Leaf fossils show severe end-Cretaceous plant extinction in Patagonia

Surprising species-level extinction millions of years ago may have reached as high as 92%

The asteroid impact 66 million years ago that ushered in a mass extinction and ended the dinosaurs also killed off many of the plants they relied on for food. Fossil leaf assemblages from Patagonia suggest that vegetation in South America suffered great losses but rebounded quickly, according to researchers funded by the U.S. National Science Foundation. The results of the study, the first of its kind in the Southern Hemisphere, appear in the journal Paleobiology.

"Every mass extinction event is like a reset button, and what happens after that reset depends on which organisms survive and how they shape the biosphere," said Elena Stiles of the University of Washington. "All the biodiversity that we observe today is related to the organisms that made it past the last big reset 66 million years ago."

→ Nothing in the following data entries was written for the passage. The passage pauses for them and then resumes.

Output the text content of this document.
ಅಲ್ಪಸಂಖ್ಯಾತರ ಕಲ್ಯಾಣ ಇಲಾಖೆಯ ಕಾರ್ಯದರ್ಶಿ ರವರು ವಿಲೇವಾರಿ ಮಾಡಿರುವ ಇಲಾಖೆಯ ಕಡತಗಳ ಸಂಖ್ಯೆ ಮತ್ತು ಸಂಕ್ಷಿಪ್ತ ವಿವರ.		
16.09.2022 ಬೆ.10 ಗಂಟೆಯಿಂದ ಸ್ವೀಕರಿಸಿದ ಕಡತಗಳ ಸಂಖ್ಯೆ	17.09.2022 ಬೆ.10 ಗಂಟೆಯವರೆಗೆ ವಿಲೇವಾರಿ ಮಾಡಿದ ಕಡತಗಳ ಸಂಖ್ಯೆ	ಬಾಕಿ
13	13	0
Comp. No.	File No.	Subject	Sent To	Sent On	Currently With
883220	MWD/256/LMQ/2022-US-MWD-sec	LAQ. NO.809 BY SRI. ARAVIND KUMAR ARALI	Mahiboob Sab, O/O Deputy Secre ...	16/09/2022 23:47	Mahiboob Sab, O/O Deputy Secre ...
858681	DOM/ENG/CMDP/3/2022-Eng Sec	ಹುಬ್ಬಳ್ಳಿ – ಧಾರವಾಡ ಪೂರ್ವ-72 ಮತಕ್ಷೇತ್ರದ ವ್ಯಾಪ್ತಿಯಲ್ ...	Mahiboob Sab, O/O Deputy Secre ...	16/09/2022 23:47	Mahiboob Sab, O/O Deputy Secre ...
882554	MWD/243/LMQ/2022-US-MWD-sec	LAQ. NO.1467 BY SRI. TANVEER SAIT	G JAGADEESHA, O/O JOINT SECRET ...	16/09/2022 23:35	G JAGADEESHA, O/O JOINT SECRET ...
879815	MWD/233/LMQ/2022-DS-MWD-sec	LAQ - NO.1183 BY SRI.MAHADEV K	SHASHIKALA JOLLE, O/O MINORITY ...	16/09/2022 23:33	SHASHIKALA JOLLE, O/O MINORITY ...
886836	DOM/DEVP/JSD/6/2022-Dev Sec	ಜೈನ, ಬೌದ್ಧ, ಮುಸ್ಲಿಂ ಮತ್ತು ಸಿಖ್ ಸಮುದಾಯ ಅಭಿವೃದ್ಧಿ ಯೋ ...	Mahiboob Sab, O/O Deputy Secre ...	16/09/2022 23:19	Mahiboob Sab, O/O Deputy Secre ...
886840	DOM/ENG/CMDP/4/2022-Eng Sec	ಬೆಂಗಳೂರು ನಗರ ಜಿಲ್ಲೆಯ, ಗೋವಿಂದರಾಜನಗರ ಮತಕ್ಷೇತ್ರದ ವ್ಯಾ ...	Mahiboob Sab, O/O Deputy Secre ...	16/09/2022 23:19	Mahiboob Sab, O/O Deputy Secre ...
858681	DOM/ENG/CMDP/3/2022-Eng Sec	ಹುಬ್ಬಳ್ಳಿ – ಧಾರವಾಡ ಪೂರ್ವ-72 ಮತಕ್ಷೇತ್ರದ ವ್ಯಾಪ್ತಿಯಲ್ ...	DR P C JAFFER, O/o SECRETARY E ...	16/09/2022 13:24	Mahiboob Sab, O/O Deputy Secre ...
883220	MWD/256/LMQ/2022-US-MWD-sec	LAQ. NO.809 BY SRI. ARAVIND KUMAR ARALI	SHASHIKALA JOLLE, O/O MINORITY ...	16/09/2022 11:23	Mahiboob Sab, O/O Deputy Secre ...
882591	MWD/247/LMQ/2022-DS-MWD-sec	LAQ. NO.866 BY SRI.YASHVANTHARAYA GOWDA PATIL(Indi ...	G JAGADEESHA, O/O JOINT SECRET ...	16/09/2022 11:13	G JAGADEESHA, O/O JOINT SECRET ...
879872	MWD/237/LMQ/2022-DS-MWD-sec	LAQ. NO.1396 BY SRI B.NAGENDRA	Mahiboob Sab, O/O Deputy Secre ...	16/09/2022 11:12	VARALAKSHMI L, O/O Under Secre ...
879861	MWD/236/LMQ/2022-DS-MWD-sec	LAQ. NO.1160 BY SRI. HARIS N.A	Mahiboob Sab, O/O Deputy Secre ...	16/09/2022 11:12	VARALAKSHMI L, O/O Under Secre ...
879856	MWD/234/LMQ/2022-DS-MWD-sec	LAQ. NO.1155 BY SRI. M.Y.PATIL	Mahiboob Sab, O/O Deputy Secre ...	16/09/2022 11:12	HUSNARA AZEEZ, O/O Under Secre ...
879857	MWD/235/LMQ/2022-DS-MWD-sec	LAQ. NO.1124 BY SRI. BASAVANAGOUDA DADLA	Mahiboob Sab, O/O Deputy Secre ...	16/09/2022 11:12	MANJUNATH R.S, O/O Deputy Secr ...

Stiles and her colleagues at Penn State examined more than 3,500 leaf fossils collected at two sites in Patagonia to identify how many species from the geologic period known as the Cretaceous survived the mass extinction event into the Paleogene period. Although plant families in the region fared well, the scientists found a surprising species-level extinction rate that may have reached as high as 92% in Patagonia, higher than previous studies have estimated for the region.

"There's this idea that the Southern Hemisphere got off easier from the Cretaceous-Paleogene extinction than the Northern Hemisphere because we keep finding plant and animal groups that no one thought survived," said Peter Wilf, a geoscientist at Penn State. "We went into this study expecting that Patagonia was a refuge, and instead we found a complex story of extinction and rebound."

Unlike North America, where the Cretaceous-Paleogene boundary is well known from many sites in the western United States, the fossil record from this period is fragmented across the Southern Hemisphere, a result of rapidly changing ancient environments.

"This study highlights the importance of a global perspective on the Cretaceous-Paleogene extinction," says Christopher Schneider, a program director in NSF's Division of Environmental Biology. "The impacts in the Southern Hemisphere are not well understood, and this project goes a long way toward filling that knowledge gap."